At this point you should be able to run make part6 to see if you completed task 6 properly.


Integration Tests

To make sure that your code is complete we have provided you with two integration tests. You can run them with make integration. If all your code is working you should pass these tests.

Failing these tests could suggest a variety of problems. Some we suggest looking for are:

  • Are you saving all the registers?
  • Are you decrementing and restoring the stack properly?

Congrats! You’ve finished the project! :)

Please run make run-all-tests to verify that your code passes all the provided tests. Also make sure you have only edited student-cgen.c, additional-instructions.h, and additional-instructions.c.


Appendix


Testing

Like previous projects, we expect you to write your own tests to check your program’s functionality. To do so you will need to add files to tests/student-tests/inputs. We have provided one example for you, sample.61c, which you should copy as a template for your inputs. For the following example we will assume your file is called sample.61c.

$ make run-student-tests

This will produce two output files:

  • tests/student-tests/outputs/sample-output.S
  • tests/student-tests/outputs/sample.out

The first is the assembly that will be run through venus and the second is the output the venus jar produced. We will not be providing you an expected output so you will need to check these yourself.

For any tests you run all C code should be in a file called <name>.61c and if you write any assembly (for example to test calling convention) it will be in <name>.S, where the names must be the same.

You can basically just write C code for your tests but there are some notable exceptions:

  • If statements, while loops, and for loops must have { and }
  • We do not support indexing into arrays.
  • Logical expressions produce a boolean type which do not automatically cast to an integer. If you want the result you will need to manually cast.
  • You cannot import the standard library
  • All functions must have a return type, we do not have a void keyword.

Additionally you probably don’t want to test complicated C. You don’t need to do anything with any operators that you are not asked to implement or any structs.
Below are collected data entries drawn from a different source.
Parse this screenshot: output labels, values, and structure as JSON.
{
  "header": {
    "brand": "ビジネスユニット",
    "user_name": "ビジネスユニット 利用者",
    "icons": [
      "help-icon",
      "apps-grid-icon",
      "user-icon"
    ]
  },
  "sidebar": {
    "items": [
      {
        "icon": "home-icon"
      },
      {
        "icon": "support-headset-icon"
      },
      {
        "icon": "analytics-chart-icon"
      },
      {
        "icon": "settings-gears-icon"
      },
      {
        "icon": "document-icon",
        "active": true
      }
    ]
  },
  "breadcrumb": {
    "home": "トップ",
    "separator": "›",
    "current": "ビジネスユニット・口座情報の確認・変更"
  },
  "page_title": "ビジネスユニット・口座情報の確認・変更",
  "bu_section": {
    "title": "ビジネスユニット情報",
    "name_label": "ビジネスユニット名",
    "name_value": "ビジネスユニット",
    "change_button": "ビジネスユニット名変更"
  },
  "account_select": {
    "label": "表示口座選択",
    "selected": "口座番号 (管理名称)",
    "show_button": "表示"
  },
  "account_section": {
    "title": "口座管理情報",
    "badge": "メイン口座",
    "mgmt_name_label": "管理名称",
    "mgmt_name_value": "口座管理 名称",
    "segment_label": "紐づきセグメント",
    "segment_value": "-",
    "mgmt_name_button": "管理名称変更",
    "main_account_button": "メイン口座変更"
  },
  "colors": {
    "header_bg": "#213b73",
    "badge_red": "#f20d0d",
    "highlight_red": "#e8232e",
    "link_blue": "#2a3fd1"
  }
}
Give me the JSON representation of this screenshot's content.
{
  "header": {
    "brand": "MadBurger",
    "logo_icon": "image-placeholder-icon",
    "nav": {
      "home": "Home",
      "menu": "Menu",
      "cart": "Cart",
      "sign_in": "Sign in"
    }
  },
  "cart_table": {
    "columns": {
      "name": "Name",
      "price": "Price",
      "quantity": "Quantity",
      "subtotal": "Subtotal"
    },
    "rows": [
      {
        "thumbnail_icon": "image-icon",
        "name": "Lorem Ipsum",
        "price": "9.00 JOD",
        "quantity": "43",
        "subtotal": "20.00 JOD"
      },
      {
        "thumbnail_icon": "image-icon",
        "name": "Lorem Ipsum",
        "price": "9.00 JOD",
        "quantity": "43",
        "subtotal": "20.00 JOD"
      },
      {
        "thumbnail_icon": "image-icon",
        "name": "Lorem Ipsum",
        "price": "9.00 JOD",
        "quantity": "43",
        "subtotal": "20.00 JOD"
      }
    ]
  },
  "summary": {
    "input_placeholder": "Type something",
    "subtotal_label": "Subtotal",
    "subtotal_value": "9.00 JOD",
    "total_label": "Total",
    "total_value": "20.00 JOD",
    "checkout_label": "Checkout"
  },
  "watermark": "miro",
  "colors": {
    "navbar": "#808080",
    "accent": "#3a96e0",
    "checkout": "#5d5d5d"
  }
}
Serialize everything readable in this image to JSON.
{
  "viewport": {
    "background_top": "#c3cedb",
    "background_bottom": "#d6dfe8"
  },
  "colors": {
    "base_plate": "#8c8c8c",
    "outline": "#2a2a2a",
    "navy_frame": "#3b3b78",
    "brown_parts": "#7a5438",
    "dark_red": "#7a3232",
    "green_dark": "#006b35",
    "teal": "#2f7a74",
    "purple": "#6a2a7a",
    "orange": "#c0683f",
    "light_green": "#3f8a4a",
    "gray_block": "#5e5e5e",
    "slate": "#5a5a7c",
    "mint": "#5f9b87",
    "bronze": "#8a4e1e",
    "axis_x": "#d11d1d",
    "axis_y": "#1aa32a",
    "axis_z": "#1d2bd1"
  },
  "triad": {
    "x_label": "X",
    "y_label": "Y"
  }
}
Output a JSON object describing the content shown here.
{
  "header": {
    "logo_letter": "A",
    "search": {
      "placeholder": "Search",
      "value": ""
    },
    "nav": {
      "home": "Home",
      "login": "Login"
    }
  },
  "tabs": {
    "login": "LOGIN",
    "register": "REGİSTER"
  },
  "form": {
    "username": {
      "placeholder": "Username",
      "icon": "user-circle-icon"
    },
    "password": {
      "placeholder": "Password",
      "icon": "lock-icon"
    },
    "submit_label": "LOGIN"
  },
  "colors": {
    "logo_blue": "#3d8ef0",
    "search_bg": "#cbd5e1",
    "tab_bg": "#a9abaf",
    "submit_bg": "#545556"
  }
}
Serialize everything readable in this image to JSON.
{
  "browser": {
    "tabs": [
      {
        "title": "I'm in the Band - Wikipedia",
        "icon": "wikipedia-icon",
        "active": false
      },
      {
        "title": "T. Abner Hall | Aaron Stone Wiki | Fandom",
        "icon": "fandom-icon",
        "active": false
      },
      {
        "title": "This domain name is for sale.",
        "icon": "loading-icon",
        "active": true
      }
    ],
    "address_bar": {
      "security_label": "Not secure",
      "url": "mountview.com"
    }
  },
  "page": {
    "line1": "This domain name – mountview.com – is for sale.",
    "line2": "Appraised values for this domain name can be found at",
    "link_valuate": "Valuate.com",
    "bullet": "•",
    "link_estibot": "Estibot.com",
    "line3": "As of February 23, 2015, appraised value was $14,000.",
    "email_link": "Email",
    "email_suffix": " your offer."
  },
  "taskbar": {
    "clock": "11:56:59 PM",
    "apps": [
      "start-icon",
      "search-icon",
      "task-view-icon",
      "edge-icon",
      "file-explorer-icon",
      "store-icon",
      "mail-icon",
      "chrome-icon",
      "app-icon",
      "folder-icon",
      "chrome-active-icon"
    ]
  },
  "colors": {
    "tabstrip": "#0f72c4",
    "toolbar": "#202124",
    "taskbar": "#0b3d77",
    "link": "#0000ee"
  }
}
Our language does not have a printf() function by default meaning your functions won’t output to Venus’s standard-out. To help you verify your code, we’ve included a few specialised print functions in cgen-lib/print.h. You can insert these into your 61C code and, when assembled, Venus will print your values.

NOTE: We do not recommend using these functions while debugging assembly in Venus because they insert additional function calls and make it difficult to separate the code you’ve written from the code being generated. They should be used for quick verification and removed to narrow down larger issues.


Debugging

We highly recommend debugging your code by running through the assembly in Venus. Morgan constructed a debugging guide here for this project. Once you have completed part1 we strongly suggest you read through it.


Autograding

We will be providing an autograder for this project. It will provide 70% of your grade on the project. We highly suggest you write your own test cases.

All tests for the autograder are available locally. If you have inconsistency this suggests an error in your submisssion or the files you edited.


Submission

Submission we be done on gradescope, the same place as the autograder. We will only accept changes to additional-instructions.h, additional-instructions.c, and student-cgen.c. We will not have any regrades so please make sure you follow all instructions and ask questions if you think anything is unclear.